I think it’s time you put your own real estate career to the test. All of you. It’s a simple set of 10 yes/no questions. If you answer ‘yes’ to more than 3 of them, then, no doubt about it, you are ORDINARY – and therefore headed for extinction sometime in the next decade. Ready? Let’s Go!
- Do you charge home sellers a percentage based commission? I’m sure you’re doing it because you’ve never questioned whether it made any sense or not. I assure you it does not. If you need convincing, start HERE.
- Do your sellers pay the full percentage based commission specified in the listing agreement even if there is no outside selling broker or agent to pay?
- Do you allow your sellers to actively seek their own buyers if they choose? And if they are successful, do they pay less?
- Does your office management team spend the bulk of its time recruiting new agents and training unsuccessful agents?
- Does your office incentivize agents to help in recruiting?
- Are agents in your office responsible for doing their own marketing and generating their own leads?
- Are the mediocre agents in your office – ones doing, say, 8 deals a year or fewer – on commission splits greater than 50%?
- Have you changed offices in the last 2 years?
- Do you put all of your listings in the MLS?
- Does your office own or have an interest in ancillary services (termite, title, escrow, mortgage, etc), and does your management team pressure you to pressure your clients to use those services?
Seriously: 3 yeses and your REALTOR DNA is probably so twisted you may never recover. The only hope would be if Don Taylor – the founder of Help-U-Sell – were to open up a Betty Ford type clinic for recovering 6%ers . . . and I’m sorry, but he has his eye on other prizes.
So, what do you do if you do get more than 3 yeses and have to admit that you are, in fact, ordinary? Here’s an idea:
- Take your gross income from last year. Go ahead, take it right off the 1099
- Divide that by 52. It’s ok to use a calculator for this and subsequent steps
- Now estimate how many hours you put into your real estate career in a typical week
- Divide the Dollars (the answer you got when you did the division in step 2) by the hours (step 3)

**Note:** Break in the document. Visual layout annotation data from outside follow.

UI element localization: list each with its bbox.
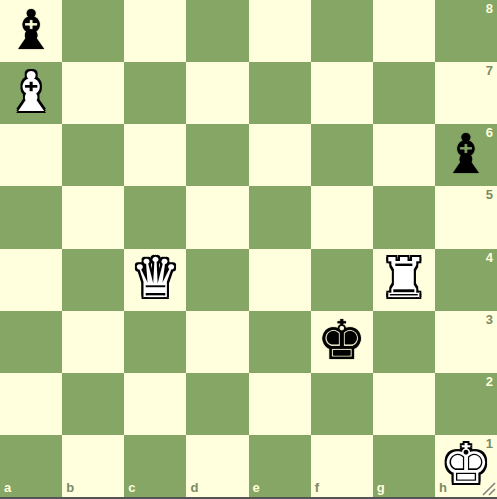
square-f5[interactable] [311,186,373,248]
file-label-e: e [253,480,260,495]
square-g2[interactable] [373,373,435,435]
square-a4[interactable] [0,249,62,311]
square-c8[interactable] [124,0,186,62]
square-e4[interactable] [249,249,311,311]
square-g7[interactable] [373,62,435,124]
rank-label-5: 5 [486,187,493,202]
square-h3[interactable]: 3 [435,311,497,373]
square-f6[interactable] [311,124,373,186]
square-a3[interactable] [0,311,62,373]
square-g1[interactable]: g [373,435,435,497]
square-b3[interactable] [62,311,124,373]
chess-board-widget: ♝8♝7♝65♛♜4♚32abcdefg♚h1 [0,0,497,499]
square-b8[interactable] [62,0,124,62]
file-label-c: c [128,480,135,495]
square-g3[interactable] [373,311,435,373]
file-label-f: f [315,480,319,495]
square-f4[interactable] [311,249,373,311]
square-f3[interactable]: ♚ [311,311,373,373]
square-a6[interactable] [0,124,62,186]
square-e8[interactable] [249,0,311,62]
piece-white-queen-c4[interactable]: ♛ [131,251,180,306]
square-d5[interactable] [186,186,248,248]
square-d6[interactable] [186,124,248,186]
square-c1[interactable]: c [124,435,186,497]
square-d4[interactable] [186,249,248,311]
square-a1[interactable]: a [0,435,62,497]
piece-black-bishop-a8[interactable]: ♝ [6,3,55,58]
square-c6[interactable] [124,124,186,186]
square-h2[interactable]: 2 [435,373,497,435]
rank-label-3: 3 [486,312,493,327]
square-e6[interactable] [249,124,311,186]
square-b1[interactable]: b [62,435,124,497]
square-e7[interactable] [249,62,311,124]
square-g4[interactable]: ♜ [373,249,435,311]
rank-label-4: 4 [486,250,493,265]
square-a8[interactable]: ♝ [0,0,62,62]
file-label-a: a [4,480,11,495]
square-h7[interactable]: 7 [435,62,497,124]
square-a2[interactable] [0,373,62,435]
square-b4[interactable] [62,249,124,311]
square-g6[interactable] [373,124,435,186]
square-f8[interactable] [311,0,373,62]
square-a7[interactable]: ♝ [0,62,62,124]
rank-label-1: 1 [486,436,493,451]
square-b7[interactable] [62,62,124,124]
piece-white-rook-g4[interactable]: ♜ [379,251,428,306]
square-c3[interactable] [124,311,186,373]
rank-label-7: 7 [486,63,493,78]
piece-black-king-f3[interactable]: ♚ [317,313,366,368]
chess-board: ♝8♝7♝65♛♜4♚32abcdefg♚h1 [0,0,497,497]
square-f1[interactable]: f [311,435,373,497]
square-d8[interactable] [186,0,248,62]
square-g8[interactable] [373,0,435,62]
square-d2[interactable] [186,373,248,435]
file-label-g: g [377,480,385,495]
square-b5[interactable] [62,186,124,248]
square-e2[interactable] [249,373,311,435]
piece-black-bishop-h6[interactable]: ♝ [441,127,490,182]
square-h6[interactable]: ♝6 [435,124,497,186]
file-label-b: b [66,480,74,495]
square-c5[interactable] [124,186,186,248]
square-c4[interactable]: ♛ [124,249,186,311]
square-c2[interactable] [124,373,186,435]
square-f2[interactable] [311,373,373,435]
rank-label-6: 6 [486,125,493,140]
square-d3[interactable] [186,311,248,373]
square-f7[interactable] [311,62,373,124]
rank-label-2: 2 [486,374,493,389]
square-a5[interactable] [0,186,62,248]
square-c7[interactable] [124,62,186,124]
square-e1[interactable]: e [249,435,311,497]
file-label-d: d [190,480,198,495]
square-e5[interactable] [249,186,311,248]
square-d7[interactable] [186,62,248,124]
square-d1[interactable]: d [186,435,248,497]
square-b2[interactable] [62,373,124,435]
rank-label-8: 8 [486,1,493,16]
resize-grip-icon[interactable] [482,482,496,496]
square-b6[interactable] [62,124,124,186]
square-e3[interactable] [249,311,311,373]
square-h5[interactable]: 5 [435,186,497,248]
square-h8[interactable]: 8 [435,0,497,62]
square-g5[interactable] [373,186,435,248]
piece-white-bishop-a7[interactable]: ♝ [6,65,55,120]
square-h4[interactable]: 4 [435,249,497,311]
file-label-h: h [439,480,447,495]
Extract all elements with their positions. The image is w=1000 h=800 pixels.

- That’s how much you made per hour last year in real estate . . . Gross, before taxes, insurance, business expenses, and so on
- Now compare that with minimum wage, or with starting pay in any salaried job for which you might qualify
- There’s no easy way to say this . . . if the hourly wage is higher than what you grossed per hour last year, get out of the real estate business
Finally, I also got taken to task for ‘hating real estate agents.’ I’m sorry: that’s just WRONG. I love good real estate agents. I think they are more than essential. I think they are heroes. What I can’t stand are mediocre real estate agents who continue to bump along, almost failing year after year. They deliver inferior service, drag the image of the entire industry down, and sap business from good agents who could serve those buyers and sellers so much better.